Au courant des années 1980, l’organisme se démarque par ses revendications et son travail de représentation pour défendre la cause des immigrantes. Un immense travail doit être accompli pour faire reconnaître les besoins particuliers de ces femmes. En 1985, il obtient un siège pour les immigrantes à la Conférence sur la sécurité économique des Québécoises, intitulée Décisions 85. Lors de ce forum, des groupes de femmes, des intervenants des milieux socio-économiques ainsi que des membres du gouvernement se rencontrent pour trouver des solutions à l’insécurité économique vécue par les femmes. Pour la première fois, on reconnaît que les immigrantes ont des besoins particuliers. La principale revendication du Collectif est alors l’accès aux cours de français. « C’est à partir de 1985 qu’on a commencé à être sollicitées, parce qu’avant c’était quelqu’un du ministère, qui n’était pas immigrant, qui disait de quoi on avait besoin. C’était une nutritionniste, figurez-vous, la pauvre! », se rappelle Aoura Bizzarri. À la suite de sa participation à Décisions 85, le Collectif commence à porter ses propres revendications, à participer à différents comités, à des émissions de télévision et de radios, dont toute une série de capsules traduites en sept langues, diffusées à Radio Centre-Ville.
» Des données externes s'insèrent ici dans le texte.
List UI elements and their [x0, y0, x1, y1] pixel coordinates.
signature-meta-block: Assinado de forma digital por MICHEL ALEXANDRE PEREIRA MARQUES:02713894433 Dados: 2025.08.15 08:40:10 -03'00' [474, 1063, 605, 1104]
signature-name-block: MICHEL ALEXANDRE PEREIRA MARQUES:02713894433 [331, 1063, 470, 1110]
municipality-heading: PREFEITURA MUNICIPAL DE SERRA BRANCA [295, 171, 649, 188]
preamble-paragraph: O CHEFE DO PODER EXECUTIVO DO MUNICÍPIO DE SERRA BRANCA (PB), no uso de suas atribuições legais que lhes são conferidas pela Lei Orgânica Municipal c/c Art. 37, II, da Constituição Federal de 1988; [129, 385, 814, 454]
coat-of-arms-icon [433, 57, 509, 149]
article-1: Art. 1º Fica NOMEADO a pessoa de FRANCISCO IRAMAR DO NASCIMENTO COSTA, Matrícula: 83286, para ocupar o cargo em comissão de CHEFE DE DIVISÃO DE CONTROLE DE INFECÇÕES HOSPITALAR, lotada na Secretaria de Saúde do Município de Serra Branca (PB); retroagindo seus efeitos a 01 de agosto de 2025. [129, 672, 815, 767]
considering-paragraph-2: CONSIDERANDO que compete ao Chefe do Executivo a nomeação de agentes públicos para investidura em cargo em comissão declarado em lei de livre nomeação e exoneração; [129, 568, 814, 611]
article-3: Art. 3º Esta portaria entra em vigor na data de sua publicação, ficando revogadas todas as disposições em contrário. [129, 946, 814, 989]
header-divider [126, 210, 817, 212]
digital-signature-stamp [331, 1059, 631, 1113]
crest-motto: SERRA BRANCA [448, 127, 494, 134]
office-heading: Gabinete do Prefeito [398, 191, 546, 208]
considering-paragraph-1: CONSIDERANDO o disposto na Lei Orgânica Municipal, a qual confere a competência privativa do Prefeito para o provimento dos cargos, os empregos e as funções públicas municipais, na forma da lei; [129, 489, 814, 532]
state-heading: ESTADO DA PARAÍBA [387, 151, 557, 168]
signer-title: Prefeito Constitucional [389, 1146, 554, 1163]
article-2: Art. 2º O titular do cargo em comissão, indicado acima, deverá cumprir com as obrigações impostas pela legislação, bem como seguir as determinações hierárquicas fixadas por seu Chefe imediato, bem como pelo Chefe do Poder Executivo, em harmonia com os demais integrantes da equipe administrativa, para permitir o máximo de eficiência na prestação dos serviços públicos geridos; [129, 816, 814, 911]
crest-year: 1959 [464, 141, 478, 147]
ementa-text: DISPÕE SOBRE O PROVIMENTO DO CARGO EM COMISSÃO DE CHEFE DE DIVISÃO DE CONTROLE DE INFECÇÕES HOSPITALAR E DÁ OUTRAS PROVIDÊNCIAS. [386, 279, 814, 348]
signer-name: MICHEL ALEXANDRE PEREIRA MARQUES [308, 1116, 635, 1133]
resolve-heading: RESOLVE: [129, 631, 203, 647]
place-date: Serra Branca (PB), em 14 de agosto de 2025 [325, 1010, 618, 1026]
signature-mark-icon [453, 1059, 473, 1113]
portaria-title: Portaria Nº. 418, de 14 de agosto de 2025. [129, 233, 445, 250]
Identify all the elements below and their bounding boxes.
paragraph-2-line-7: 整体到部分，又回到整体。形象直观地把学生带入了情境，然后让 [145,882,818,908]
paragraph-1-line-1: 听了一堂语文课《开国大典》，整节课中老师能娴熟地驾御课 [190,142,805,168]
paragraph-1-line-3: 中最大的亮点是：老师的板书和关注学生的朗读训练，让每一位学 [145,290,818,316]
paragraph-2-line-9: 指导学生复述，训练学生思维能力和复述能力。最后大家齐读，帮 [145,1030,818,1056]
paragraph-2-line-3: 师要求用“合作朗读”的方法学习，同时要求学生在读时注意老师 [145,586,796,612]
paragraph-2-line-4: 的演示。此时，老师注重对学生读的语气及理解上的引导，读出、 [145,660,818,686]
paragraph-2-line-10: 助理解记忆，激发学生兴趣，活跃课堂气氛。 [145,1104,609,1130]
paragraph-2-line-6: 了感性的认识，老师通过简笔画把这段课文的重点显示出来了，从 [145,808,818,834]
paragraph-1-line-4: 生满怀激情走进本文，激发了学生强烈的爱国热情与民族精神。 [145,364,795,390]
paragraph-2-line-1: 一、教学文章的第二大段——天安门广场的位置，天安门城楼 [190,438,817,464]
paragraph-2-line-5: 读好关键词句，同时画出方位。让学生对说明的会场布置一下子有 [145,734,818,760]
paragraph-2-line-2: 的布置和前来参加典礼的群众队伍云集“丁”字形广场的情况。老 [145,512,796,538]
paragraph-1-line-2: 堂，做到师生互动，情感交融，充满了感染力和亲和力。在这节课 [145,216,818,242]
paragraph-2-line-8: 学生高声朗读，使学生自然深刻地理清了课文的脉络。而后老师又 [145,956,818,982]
Le 8 mars 2000, l’organisme participe à la Marche mondiale des femmes, qui vise à dénoncer la pauvreté et la violence faite aux femmes, et à renforcer les solidarités nord-sud. Initié par la Fédération des femmes du Québec, ce mouvement rassemble 30 000 femmes qui marchent à Montréal alors que plusieurs centaines de milliers d’autres femmes marchent à travers le monde. À la fin de l’événement, le premier ministre du Québec, Lucien Bouchard, reçoit les manifestantes québécoises pour écouter leurs demandes. Une des revendications du Collectif est entendue : la durée des situations de parrainage pour les couples mariés est réduite de 10 à 3 ans. Pour les femmes victimes de violence conjugale, il s’agit d’un gain énorme selon Aoura Bizzarri : « En termes de dépense du gouvernement, c’était une miette, mais pour les femmes qui ont eu des problèmes, ça durait 3 ans et non 10. [...] C’est la seule de nos revendications qui a été satisfaite, et c’est parce qu’on faisait partie de ce mouvement qui a créé la Marche mondiale. »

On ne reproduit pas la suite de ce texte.